Сомневаться не приходилось — они намеревались расстрелять нас на месте. Я не мог решиться. Неподчинение могло взбесить их еще больше. Но, с другой стороны, ведь они могли сами выдернуть нас из колонны, чтобы прежде чем убить, еще и изувечить за то, что мы не вышли добровольно. Стоящий около меня доктор Зайчик — историк, доцент университета — трясся всем телом, в точности как и я, и так же, как я, не мог ни на что решиться. Но когда эсэсовец рявкнул во второй раз, мы вышли из колонны. Нас было семеро. Я оказался прямо напротив Зигзага, который заорал, обращаясь ко мне:
— Я научу вас порядку! Что вы делали столько времени?! — Он размахивал пистолетом у меня перед носом. — Вы должны были возвращаться в шесть, а уже десять!
Я не отвечал, зная, что через секунду меня застрелят. Он посмотрел мне в глаза мутным взором и, вдруг зашатавшись, отлетел к фонарному столбу, а потом неожиданно сказал совершенно спокойным тоном:
— Ваша семерка персонально отвечает за то, чтобы колонна дошла до гетто. Можете идти.
Мы уже повернулись, когда он заорал:
— Назад!
Теперь перед ним оказался доктор Зайчик. Он схватил его за воротник, потряс и прохрипел:
— Знаете, почему мы вас били? — Доктор молчал. — Знаете, почему?

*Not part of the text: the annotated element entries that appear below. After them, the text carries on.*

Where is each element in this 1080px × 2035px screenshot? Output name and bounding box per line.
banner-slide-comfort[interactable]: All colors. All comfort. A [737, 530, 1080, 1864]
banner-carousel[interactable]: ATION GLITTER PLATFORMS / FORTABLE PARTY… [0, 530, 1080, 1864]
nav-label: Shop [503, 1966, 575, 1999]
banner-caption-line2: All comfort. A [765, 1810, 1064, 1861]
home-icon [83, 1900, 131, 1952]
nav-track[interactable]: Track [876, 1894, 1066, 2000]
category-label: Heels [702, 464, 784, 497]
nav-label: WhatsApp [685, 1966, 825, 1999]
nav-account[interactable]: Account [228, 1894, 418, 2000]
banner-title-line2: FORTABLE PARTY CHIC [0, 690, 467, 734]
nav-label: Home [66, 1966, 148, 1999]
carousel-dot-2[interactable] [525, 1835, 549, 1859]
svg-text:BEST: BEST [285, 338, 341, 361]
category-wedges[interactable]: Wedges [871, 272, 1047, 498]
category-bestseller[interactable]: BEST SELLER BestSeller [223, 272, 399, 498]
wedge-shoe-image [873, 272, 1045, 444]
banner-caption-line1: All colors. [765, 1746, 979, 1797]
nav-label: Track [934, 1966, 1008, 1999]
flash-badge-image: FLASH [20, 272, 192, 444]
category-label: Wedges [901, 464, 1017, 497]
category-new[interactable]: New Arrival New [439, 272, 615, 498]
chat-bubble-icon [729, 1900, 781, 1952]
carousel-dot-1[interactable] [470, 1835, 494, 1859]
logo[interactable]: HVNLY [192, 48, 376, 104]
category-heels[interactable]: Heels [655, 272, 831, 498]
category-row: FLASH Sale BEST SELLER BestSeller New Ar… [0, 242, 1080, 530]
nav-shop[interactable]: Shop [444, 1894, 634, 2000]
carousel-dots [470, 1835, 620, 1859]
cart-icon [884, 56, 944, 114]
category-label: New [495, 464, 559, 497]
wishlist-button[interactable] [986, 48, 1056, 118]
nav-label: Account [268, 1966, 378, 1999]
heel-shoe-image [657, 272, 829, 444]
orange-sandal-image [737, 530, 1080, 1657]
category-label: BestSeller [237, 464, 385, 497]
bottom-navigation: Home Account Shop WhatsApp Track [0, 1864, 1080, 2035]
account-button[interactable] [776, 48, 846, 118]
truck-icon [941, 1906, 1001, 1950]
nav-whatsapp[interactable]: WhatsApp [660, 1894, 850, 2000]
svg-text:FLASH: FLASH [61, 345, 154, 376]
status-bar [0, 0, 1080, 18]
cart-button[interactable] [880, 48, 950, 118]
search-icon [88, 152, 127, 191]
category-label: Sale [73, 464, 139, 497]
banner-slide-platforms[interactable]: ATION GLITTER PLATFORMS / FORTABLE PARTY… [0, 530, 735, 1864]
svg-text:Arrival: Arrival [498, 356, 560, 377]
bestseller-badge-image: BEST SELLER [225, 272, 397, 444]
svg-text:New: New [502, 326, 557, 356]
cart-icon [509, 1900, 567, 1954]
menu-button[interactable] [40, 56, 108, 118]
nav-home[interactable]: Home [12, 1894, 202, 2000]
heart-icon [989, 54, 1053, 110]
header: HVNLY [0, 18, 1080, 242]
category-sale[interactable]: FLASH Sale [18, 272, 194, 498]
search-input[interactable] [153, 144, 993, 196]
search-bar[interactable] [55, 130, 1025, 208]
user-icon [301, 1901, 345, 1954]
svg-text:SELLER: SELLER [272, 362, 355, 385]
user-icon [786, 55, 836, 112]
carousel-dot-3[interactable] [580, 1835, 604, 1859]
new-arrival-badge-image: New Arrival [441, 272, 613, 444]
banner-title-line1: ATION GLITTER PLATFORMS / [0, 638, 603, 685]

Кто-то из колонны, наверное перепугавшись насмерть, отозвался робко:
— Почему?
— Чтобы вы знали, что сегодня Новый год!
Мы уже вернулись в строй, когда раздался следующий приказ:
— Запевай!
Мы удивленно посмотрели на Зигзага. Он зашатался, рыгнул и докончил:
— …веселее!
Едва держась на ногах, он громко рассмеялся своей шутке, повернулся и пошел. Потом снова остановился и гаркнул:
— Громче!!!
Я уже не помню, кто первый запел эту военную песню, и не знаю, почему он выбрал именно ее. Мы подхватили. В конце концов, нам было все равно, что петь.
Только сейчас, воскрешая в памяти ту минуту, я понимаю, насколько в ней трагическое перемешалось с комическим. В новогоднюю ночь мы шли — кучка измученных евреев — по улицам города, где любое проявление польского патриотизма уже не первый год каралось смертью, — и безнаказанно распевали во всю глотку:
— «Эй, стрелки, вперед!..»
Первый день 1943 года — того года, который должен был, по предсказанию Рузвельта, принести немцам поражение. И правда — удача отвернулась от них на всех фронтах. Если бы где-нибудь линия фронта проходила поближе! Пришло известие о поражении немцев под Сталинградом. Оно было настолько ощутимо, что его нельзя было скрыть или игнорировать, заявляя в печати, что «это событие не имеет никакого значения для победоносного хода войны». На этот раз пришлось признаваться; немцы объявили трехдневный траур, для нас это были первые за много месяцев радостные дни. Оптимисты потирали руки, уверенные, что войне скоро конец. Пессимисты придерживались другой точки зрения: война продлится еще долго, но теперь, по крайней мере, нет ни малейшего сомнения в ее исходе.